The increasing volume and variety of clinical, molecular and phenotypic data linked to patient samples presents significant challenges for increasingly complex analysis of correlation with patient outcomes. While there are available online and offline tools that would render the analysis of custom clinical datasets possible, they are difficult to use and/or unable to perform complex tasks such as subgrouping and seamless integration of continuous variables. Here, we report surviveR, a freely available, easy to use Shiny app that empowers end users with limited bioinformatics expertise to analyse survival data and to identify novel prognostic biomarkers.

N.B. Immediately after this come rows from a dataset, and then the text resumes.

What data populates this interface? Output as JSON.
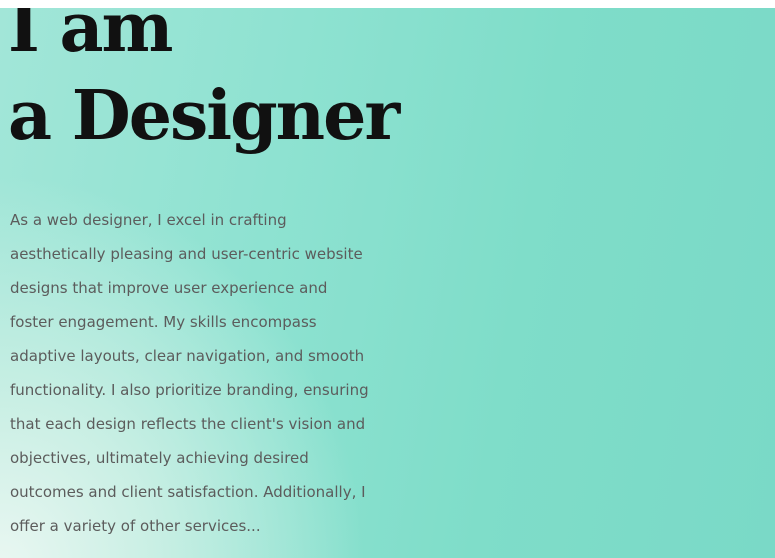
{
  "hero": {
    "heading_line1": "I am",
    "heading_line2": "a Designer",
    "body_lines": [
      "As a web designer, I excel in crafting",
      "aesthetically pleasing and user-centric website",
      "designs that improve user experience and",
      "foster engagement. My skills encompass",
      "adaptive layouts, clear navigation, and smooth",
      "functionality. I also prioritize branding, ensuring",
      "that each design reflects the client's vision and",
      "objectives, ultimately achieving desired",
      "outcomes and client satisfaction. Additionally, I",
      "offer a variety of other services..."
    ]
  },
  "colors": {
    "background_accent": "#7fddc9",
    "heading": "#111111",
    "body": "#5c5c5c"
  }
}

A major advantage of the surviveR application over other tools is the ability to integrate continuous variables present in either the same table or in an external dataset. Allowing the application the use of different cut-off values and enables the user to easily combine clinical data with different quantitative multi-omic datasets (e.g., gene expression). The Manual selection of survival time point, event label and time unit renders surviveR a flexible tool adaptable to different, custom datasets. For complex data analysis, patient sub-cohorts can be selected by multiple consecutive filtering steps and by the selection of up to two descriptors for subgrouping. To help with the data interpretation, surviveR will report risk and cumulative event table, along with calculated p values for log-rank tests and Cox hazard ratio.

In summary we have developed an easy to use, fast and powerful online tool for the analysis of survival data that is able to deal with custom datasets and perform complex analysis, rendering surviveR a highly valuable asset for clinical and biomedical researchers.